商品は3つあり、塩、胡椒、ナツメヤシそれに金貨がある。金貨だけ少し高いイメージと思えばよい。

部族カードには1〜3の勝利点が描かれている。特に何も効果がないものもあるが、特殊効果を発揮するものも存在している。また部族カードには5種類の絵が描かれており、部族カードを配置するときに、1行が全て同じ部族(つまり横並び4枚が同じ種類)なら勝利点4が追加、全て違う種類なら勝利点2が追加される。部族カードは必ず左から右へ(下へ行を2つまで増やしても良い)配置し、一旦、置けば移動は出来ないので、考えて取りにいく事になる。
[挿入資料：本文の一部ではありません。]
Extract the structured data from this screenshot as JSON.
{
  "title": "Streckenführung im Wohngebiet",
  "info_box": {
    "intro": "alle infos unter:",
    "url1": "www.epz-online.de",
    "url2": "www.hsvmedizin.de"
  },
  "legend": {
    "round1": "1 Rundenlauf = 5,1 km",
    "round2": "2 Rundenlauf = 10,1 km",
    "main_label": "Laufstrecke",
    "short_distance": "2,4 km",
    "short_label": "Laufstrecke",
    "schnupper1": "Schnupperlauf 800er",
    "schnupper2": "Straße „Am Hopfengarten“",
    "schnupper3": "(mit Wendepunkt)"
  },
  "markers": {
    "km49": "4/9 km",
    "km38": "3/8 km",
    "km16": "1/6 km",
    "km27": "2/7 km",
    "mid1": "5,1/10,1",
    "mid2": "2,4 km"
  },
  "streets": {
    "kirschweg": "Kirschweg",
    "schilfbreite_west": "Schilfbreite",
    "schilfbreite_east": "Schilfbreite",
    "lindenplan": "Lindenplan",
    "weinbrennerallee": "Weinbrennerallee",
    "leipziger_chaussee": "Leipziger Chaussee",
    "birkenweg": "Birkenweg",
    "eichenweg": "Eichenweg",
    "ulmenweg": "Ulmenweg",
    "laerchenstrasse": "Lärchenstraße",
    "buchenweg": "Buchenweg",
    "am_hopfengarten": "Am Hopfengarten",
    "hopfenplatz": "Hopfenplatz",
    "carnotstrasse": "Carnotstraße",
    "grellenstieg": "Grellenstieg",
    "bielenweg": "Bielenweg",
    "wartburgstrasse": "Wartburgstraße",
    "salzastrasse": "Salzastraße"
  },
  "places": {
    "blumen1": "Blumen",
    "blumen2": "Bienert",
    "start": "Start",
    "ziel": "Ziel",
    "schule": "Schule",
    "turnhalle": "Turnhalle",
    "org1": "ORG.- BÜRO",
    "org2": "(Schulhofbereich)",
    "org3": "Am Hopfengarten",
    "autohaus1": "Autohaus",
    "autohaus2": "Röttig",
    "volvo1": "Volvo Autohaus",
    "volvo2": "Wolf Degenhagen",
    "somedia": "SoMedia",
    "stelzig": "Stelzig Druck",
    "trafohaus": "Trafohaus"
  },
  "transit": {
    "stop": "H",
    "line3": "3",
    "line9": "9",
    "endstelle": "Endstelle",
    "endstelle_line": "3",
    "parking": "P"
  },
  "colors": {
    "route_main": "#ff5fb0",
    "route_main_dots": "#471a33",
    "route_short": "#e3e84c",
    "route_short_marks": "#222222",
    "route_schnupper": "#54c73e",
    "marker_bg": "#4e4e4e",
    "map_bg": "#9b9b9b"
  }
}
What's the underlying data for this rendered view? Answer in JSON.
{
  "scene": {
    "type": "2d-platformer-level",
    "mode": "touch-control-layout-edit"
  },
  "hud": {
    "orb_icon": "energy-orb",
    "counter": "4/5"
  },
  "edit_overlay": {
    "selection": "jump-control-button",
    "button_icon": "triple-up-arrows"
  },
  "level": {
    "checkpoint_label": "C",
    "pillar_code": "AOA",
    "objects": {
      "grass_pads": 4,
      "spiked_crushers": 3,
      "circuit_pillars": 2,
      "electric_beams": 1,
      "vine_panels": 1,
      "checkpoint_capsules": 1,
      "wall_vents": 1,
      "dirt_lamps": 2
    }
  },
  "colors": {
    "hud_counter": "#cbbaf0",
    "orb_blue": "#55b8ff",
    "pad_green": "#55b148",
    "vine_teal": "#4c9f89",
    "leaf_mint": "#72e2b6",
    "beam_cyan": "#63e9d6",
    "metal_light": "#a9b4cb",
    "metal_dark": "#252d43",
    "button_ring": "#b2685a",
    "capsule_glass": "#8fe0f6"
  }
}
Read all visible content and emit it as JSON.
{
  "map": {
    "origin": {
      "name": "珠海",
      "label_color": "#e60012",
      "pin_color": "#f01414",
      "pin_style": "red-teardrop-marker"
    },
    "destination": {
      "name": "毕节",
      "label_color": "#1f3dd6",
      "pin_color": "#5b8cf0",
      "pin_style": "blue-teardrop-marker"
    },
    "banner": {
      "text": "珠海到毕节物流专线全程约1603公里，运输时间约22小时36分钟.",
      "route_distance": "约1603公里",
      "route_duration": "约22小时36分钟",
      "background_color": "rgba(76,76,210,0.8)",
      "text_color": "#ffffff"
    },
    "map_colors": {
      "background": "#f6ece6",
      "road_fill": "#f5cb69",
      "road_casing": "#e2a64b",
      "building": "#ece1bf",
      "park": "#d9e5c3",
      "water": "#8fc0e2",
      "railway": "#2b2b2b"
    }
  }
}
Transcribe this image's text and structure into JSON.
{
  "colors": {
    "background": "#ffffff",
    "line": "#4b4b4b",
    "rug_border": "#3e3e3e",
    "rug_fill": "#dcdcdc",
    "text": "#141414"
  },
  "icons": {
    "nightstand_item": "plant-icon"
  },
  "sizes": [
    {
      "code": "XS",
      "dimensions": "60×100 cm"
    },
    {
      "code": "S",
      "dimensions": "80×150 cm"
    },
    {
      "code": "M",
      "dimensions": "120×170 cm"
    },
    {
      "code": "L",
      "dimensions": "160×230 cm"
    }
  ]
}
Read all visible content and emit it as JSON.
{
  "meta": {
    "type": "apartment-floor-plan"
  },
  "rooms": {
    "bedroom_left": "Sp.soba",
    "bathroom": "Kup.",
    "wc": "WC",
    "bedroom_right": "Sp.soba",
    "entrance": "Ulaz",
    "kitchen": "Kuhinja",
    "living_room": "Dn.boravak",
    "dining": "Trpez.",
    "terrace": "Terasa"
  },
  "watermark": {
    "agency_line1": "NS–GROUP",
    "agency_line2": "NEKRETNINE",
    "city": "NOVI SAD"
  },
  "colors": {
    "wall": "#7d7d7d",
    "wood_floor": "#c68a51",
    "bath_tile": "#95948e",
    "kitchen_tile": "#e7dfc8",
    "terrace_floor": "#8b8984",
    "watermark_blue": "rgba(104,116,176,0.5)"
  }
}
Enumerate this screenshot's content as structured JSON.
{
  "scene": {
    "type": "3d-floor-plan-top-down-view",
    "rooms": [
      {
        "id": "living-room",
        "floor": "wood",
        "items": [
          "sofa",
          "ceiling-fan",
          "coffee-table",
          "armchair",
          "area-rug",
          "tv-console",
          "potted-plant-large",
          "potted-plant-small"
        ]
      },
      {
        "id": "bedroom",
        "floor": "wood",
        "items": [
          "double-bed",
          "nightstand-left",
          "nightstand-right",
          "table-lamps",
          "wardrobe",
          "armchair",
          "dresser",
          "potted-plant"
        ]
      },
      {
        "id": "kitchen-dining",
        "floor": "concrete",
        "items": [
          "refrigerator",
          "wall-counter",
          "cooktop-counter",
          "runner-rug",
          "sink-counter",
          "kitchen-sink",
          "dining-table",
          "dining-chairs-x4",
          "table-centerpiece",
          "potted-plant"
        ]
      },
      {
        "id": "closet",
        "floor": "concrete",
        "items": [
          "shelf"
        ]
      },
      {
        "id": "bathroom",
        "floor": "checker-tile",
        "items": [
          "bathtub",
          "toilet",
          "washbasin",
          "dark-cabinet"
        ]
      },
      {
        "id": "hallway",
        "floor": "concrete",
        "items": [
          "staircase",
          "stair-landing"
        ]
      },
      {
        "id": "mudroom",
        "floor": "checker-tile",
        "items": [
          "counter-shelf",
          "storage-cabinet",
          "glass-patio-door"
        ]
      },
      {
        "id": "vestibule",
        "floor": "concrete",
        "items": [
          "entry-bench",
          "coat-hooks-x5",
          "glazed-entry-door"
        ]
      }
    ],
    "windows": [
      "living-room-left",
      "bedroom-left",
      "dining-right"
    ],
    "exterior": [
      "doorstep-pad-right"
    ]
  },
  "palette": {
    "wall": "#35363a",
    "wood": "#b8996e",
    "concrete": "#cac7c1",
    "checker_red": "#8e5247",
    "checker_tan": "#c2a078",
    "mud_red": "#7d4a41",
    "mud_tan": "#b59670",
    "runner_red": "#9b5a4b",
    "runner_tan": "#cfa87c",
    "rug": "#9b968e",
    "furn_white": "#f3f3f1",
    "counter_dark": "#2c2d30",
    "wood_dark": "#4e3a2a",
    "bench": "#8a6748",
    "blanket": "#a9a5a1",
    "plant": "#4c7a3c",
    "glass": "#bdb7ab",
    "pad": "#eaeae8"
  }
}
手に入れた部族カードは、自分の前に並べて配置する。左から右に並べていくが、1段下に置いてもよい。ただし一旦置くと移動は出来ない。部族カードの右下に勝利点(1〜3)が描かれている。
完成した行(つまり4枚)をみて同じ種類のカードもしくは全て違う種類ならボーナスがある。みての通りわしは1行目は全部違う種類なのでボーナス2点だ。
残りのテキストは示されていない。